SFLC’s Mozart selection is not another Requiem or Mass in C Minor but rather the Vesperae Sollenne de Confessore, K. 339, one of the composer’s last Salzburg works. While we know when and where this piece was composed, thanks to an inscription on the score reading “Salzburg 1780,” nobody has discovered exactly what liturgical celebration it was intended for, though several have tried. (One recent theory posits the Feast of St. Rupert, the primary saint of Salzburg.) This is a fine opportunity to hear a work too little performed, within or outside the liturgy. Pay special attention to the marvelously serene Laudate Dominum, guaranteed to inspire even the impious to ponder Mozart’s heavenly talent.
Schubert wrote the Mass in G at the tender age of 18, yet the piece languished in an unpublished state until several decades after the composer’s death. Its emergence into public light was a sordid affair, as another composer first tried to pass off the piece off as his own, ultimately winding up in prison for embezzlement. Don’t expect a whole lot of dazzling virtuosity here, but luxuriate instead in the exquisite moods of contemplation that Schubert seems to conjure so effortlessly.
Further mystery surrounds Felix Mendelssohn’s unfinished oratorio Christus, a sobriquet applied by his brother, Paul, to a posthumously published selection of fragmentary works. The surviving pieces, including two selections on SFLC’s program (“Say, Where Is He Born” and “There Shall a Star From Jacob”), add fodder to the long-standing debate surrounding Mendelssohn’s religious affiliations and his efforts to reconcile his Jewish heritage with a prevailing Christian culture. One scholar recently suggested that with Christus Mendelssohn sought to advocate a premise of universal guilt for the death of Christ, issuing a pointed challenge to contemporary anti-Semitist currents. This is heady stuff for a summertime concert, but well worth pondering while you enjoy the exultant melodies and exquisite lyricism of these finely wrought miniatures.
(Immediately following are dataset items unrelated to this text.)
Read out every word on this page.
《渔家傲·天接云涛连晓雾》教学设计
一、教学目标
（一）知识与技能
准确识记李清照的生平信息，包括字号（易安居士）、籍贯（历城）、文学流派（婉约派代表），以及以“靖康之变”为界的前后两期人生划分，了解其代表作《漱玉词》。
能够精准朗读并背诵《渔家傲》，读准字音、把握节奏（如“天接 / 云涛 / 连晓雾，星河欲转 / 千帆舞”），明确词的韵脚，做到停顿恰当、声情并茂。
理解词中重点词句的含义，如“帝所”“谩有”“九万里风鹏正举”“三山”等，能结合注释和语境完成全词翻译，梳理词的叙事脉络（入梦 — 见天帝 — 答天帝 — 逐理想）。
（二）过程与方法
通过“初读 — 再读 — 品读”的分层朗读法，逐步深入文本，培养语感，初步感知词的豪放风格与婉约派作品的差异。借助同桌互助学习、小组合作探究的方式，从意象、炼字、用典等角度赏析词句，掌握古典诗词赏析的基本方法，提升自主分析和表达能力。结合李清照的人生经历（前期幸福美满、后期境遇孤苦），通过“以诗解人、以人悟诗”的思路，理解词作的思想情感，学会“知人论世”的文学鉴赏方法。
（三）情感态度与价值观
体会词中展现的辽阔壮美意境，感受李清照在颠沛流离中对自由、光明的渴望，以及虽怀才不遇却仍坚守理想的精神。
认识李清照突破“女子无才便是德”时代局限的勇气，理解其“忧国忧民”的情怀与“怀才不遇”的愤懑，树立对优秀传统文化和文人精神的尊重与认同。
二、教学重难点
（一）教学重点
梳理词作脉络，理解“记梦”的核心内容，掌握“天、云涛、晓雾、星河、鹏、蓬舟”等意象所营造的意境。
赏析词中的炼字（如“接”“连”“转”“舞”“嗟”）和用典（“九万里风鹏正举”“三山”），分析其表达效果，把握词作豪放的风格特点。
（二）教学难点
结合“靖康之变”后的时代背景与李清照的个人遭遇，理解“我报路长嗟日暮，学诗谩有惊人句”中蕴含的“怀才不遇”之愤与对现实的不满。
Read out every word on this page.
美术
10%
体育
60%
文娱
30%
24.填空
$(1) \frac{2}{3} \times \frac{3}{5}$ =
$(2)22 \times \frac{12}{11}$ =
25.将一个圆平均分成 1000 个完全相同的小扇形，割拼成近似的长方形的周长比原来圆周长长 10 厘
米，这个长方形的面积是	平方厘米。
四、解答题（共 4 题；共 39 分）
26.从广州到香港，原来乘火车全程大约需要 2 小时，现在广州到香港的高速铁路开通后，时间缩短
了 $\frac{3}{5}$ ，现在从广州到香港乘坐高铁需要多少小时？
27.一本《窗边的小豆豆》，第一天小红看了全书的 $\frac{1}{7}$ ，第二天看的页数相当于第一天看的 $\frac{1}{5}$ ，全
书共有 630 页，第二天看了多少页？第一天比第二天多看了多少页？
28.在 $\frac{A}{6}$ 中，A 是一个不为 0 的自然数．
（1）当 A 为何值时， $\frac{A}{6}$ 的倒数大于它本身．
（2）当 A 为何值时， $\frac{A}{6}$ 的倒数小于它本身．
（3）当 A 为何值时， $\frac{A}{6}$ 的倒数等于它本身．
More familiar to many audiences, though equally compelling in terms of theological significance, will be selections from Mendelssohn’s monumental oratorio Elijah, itself often seen as evoking parallels between this Old Testament prophet and the New Testament figure of Jesus. As a final treat, the rarely heard Kyrie in D Minor should prove a striking contrast, showcasing Mendelssohn in gloomier spirits with its thick choral textures and solemn atmosphere.